What follows is a collection of action horror sequences you expect from Whannell, the guy who made Upgrade and The Invisible Man, but they’re so unfortunately struggling to prop up a film lost in its familial trauma messaging. The initial truck crash might bring some early heat, but what follows fails to bring the film back up to pace. The story seems to want to justify its existence by bringing something new, but the tale of inherited trauma and becoming just like the parents you resent gets so lost in the messiness of underdeveloped characters and playing the rest so straight. The movie is mercifully under two hours which makes sense for a story of a one-night slow transformation, but time is wasted on an overlong cold open and barely explored conversations which makes it difficult to appreciate the gravity of the film’s reveals and ultimate themes. Charlotte is criminally underdeveloped, her arc having limited payoff beyond her being forced to become a protector, and Blake’s role becomes quite limited to a (very well executed) physical performance while he slowly seems to lose the ability to protect his daughter from himself.

This adaptation, moving the story to a one-night-in-the-woods place, ends up reading more rural horror than monster movie. City folk are lost on country roads, facing off against a spooky redneck with a gun, and are left with nothing but a rusty rifle and an old pickup. But aside from a moment of Charlotte declaring herself an employed modern woman, it doesn’t pay off, her having no issues boosting a car or using a firearm. It suddenly becomes a cabin-in-the-woods fright where they’re managing a spooky infection. The contagious disease of the wolf scratch adds a zombie element which sometimes works, especially as it pertains to the body horror which is truly where the film shines. The body horror spin on the werewolf (can I say that word when discussing this movie?) transformation is a successful thrill, and the canine reaction to the wounds was the catalyst of my theater audience’s audible gasps and winces. The ultimate transformation scene is gory, gross, and great but is completely unsatisfying as it’s but a small part of the night-long slow transition and doesn’t do much to alter the stakes. Plus, by then, we’ve already gotten a good look at a fully formed wolf man.

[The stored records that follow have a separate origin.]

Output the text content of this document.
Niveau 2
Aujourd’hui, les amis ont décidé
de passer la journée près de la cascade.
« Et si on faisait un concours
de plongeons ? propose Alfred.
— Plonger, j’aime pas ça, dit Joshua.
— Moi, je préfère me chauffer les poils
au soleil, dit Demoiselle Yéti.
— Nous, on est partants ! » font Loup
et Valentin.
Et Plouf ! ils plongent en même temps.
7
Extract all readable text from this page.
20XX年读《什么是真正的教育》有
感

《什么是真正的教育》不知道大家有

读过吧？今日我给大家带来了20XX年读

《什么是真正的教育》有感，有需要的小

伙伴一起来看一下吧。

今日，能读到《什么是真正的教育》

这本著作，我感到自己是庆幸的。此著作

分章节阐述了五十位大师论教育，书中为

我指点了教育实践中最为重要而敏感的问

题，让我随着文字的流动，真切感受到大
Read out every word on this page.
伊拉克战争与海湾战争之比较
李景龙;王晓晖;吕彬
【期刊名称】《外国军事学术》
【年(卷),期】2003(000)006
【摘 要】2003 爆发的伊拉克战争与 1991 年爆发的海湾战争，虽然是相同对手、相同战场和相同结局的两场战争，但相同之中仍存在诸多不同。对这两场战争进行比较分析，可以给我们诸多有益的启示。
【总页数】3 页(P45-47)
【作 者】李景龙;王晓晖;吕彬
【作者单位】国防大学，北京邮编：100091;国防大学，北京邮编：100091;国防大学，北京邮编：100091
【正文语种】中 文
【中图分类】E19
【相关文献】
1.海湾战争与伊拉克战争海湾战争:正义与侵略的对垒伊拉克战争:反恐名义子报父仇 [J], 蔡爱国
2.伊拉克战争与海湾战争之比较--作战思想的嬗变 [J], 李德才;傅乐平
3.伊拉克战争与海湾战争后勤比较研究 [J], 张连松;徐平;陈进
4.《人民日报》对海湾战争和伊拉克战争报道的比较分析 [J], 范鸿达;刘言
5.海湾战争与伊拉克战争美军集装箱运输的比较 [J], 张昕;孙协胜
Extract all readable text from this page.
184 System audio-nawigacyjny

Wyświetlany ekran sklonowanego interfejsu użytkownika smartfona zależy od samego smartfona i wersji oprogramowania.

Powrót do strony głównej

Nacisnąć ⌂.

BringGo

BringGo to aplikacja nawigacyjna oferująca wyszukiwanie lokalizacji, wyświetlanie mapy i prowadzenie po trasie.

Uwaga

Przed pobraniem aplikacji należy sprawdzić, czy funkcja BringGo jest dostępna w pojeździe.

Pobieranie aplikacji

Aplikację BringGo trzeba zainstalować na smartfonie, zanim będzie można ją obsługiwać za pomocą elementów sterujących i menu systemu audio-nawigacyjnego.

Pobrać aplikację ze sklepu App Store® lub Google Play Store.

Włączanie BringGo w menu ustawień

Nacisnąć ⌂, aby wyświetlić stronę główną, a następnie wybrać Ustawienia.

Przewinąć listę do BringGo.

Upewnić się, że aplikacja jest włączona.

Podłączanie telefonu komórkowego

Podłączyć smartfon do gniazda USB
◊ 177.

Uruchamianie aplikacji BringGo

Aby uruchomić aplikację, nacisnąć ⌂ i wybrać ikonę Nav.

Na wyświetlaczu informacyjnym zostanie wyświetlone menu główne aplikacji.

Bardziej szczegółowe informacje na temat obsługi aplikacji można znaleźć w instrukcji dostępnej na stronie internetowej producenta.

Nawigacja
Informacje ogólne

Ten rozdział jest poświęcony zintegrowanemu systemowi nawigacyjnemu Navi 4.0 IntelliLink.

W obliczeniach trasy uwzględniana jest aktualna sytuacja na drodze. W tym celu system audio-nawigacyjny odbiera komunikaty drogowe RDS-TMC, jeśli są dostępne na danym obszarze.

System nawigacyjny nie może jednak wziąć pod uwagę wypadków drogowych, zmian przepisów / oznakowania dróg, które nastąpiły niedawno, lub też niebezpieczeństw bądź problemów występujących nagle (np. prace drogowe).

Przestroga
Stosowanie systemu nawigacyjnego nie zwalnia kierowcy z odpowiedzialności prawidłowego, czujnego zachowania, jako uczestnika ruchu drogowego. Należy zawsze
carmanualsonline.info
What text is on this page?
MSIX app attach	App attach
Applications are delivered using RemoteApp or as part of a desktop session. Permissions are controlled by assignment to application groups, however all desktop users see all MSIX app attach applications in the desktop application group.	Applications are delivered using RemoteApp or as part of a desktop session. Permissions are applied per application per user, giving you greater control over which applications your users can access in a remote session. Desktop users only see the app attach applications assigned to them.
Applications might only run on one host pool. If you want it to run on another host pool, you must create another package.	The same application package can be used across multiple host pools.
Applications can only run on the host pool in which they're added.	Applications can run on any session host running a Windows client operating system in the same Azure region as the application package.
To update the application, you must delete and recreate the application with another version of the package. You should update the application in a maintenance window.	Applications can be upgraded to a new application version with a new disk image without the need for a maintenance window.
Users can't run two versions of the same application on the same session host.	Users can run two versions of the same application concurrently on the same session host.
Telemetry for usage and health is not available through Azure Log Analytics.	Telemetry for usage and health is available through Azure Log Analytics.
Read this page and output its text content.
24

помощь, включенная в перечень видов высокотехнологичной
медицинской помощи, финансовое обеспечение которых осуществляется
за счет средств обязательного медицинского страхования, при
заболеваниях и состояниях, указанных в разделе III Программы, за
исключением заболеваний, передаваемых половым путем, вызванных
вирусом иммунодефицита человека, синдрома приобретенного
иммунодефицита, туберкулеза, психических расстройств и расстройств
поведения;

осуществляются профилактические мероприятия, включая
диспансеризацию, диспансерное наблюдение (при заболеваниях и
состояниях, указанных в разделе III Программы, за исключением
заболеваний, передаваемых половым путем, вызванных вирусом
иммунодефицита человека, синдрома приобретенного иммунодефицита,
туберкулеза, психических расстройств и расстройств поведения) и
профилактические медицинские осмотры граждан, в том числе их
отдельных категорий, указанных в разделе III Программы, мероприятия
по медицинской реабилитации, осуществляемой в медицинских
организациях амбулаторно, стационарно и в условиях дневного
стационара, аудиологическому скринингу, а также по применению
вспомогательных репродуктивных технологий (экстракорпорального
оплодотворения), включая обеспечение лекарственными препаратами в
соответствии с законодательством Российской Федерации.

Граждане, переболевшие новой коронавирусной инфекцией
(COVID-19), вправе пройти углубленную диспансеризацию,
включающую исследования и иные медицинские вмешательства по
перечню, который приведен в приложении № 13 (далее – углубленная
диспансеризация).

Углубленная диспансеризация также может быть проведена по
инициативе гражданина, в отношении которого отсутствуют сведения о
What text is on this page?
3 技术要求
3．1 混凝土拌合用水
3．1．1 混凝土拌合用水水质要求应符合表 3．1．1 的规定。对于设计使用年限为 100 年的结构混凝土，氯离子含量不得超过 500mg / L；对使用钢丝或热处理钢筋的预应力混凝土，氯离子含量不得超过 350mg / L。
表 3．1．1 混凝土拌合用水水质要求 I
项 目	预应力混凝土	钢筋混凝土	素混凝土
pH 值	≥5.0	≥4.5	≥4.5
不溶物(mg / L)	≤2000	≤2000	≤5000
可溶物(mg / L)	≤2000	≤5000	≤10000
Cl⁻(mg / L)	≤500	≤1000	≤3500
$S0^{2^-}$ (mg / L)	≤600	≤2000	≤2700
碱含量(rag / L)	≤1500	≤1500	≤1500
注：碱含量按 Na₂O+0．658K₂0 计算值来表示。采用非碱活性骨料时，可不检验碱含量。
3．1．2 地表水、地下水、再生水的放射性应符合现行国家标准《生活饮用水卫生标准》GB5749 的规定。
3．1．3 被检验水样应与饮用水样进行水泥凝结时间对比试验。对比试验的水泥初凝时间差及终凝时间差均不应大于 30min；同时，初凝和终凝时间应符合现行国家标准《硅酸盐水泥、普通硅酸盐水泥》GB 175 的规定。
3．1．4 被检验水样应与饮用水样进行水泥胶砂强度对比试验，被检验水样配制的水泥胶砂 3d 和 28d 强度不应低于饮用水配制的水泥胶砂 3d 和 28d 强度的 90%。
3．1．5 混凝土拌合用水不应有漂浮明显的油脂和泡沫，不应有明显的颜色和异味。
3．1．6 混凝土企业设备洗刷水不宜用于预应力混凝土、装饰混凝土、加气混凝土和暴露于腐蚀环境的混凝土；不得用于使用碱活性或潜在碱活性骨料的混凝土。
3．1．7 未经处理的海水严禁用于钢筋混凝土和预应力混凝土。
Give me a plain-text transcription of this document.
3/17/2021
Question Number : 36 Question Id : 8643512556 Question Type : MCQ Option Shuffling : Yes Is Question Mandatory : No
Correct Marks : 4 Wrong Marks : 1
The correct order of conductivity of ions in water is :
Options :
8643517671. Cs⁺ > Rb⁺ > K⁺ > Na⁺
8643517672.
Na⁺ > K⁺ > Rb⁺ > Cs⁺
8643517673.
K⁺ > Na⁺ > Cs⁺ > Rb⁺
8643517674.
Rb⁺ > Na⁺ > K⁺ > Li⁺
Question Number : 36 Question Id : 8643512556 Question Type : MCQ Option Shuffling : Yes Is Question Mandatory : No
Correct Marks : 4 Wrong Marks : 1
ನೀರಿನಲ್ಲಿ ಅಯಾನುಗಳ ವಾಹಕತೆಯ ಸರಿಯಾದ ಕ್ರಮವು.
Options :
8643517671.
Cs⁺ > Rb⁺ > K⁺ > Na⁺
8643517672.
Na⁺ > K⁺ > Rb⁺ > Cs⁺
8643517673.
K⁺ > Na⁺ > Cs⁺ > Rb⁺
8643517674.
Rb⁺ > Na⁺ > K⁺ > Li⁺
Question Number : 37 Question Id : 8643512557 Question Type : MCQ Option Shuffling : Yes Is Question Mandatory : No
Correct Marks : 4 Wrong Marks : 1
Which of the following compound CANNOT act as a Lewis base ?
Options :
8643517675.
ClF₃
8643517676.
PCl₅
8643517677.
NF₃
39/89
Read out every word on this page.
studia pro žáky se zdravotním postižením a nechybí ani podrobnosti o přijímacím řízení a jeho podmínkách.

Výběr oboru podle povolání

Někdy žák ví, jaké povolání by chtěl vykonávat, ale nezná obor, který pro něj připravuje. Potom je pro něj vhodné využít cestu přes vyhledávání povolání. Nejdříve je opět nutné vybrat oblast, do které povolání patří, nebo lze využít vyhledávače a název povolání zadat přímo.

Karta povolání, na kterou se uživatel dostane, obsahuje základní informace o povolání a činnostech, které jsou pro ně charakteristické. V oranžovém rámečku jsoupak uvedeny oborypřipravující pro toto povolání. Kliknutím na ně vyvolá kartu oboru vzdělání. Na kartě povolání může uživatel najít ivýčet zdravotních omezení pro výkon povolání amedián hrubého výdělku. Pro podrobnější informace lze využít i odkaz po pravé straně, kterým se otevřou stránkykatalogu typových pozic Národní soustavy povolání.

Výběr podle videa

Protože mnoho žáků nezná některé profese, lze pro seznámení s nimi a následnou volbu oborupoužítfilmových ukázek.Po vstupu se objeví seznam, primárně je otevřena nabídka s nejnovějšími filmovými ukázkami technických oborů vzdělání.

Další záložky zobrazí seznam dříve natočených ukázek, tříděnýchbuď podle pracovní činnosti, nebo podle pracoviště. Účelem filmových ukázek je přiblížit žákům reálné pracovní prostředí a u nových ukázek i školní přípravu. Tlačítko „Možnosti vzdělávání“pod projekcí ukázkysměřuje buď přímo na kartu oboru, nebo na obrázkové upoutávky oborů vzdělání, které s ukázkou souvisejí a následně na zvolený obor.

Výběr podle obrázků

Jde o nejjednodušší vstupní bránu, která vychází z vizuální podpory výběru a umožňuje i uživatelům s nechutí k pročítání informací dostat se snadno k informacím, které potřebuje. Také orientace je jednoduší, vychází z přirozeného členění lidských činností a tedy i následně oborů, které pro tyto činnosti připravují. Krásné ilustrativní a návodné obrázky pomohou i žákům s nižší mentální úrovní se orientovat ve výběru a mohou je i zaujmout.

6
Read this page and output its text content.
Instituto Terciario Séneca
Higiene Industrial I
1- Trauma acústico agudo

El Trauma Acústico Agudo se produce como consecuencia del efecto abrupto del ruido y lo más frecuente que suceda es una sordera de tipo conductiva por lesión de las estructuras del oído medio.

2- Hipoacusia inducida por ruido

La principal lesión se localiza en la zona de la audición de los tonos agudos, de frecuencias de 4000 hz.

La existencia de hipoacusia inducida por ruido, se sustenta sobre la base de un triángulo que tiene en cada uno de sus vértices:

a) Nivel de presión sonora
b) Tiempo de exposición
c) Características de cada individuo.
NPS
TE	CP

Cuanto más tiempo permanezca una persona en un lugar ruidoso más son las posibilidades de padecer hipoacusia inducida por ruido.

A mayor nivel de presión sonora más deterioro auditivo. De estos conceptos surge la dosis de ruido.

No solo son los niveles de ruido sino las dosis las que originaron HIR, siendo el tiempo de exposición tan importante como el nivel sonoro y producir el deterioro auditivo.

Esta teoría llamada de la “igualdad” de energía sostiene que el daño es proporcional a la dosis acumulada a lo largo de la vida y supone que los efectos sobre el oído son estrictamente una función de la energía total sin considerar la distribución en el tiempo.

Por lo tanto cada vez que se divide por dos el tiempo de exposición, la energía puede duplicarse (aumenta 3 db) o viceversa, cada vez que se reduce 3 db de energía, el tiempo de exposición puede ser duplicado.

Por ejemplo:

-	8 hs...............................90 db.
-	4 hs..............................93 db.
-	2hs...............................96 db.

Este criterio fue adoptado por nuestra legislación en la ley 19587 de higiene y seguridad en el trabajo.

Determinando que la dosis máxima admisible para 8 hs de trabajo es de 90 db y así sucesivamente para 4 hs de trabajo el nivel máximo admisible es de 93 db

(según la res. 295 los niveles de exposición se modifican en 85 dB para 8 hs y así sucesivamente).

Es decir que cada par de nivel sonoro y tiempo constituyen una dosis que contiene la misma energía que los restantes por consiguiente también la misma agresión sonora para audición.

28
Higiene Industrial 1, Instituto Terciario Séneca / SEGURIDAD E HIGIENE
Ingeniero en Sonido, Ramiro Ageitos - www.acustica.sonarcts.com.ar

This newest monster tale has some delightful modern takes on a classic, and its best relic of its predecessors is in the “monster lover” long glance scenes between Charlotte and her wolfen husband. But by trying to string together something about parenthood, mothers, and inheriting and passing along our worst traits, Wolf Man sacrifices its own scares and gore for a flimsy theme and unclear horror stakes.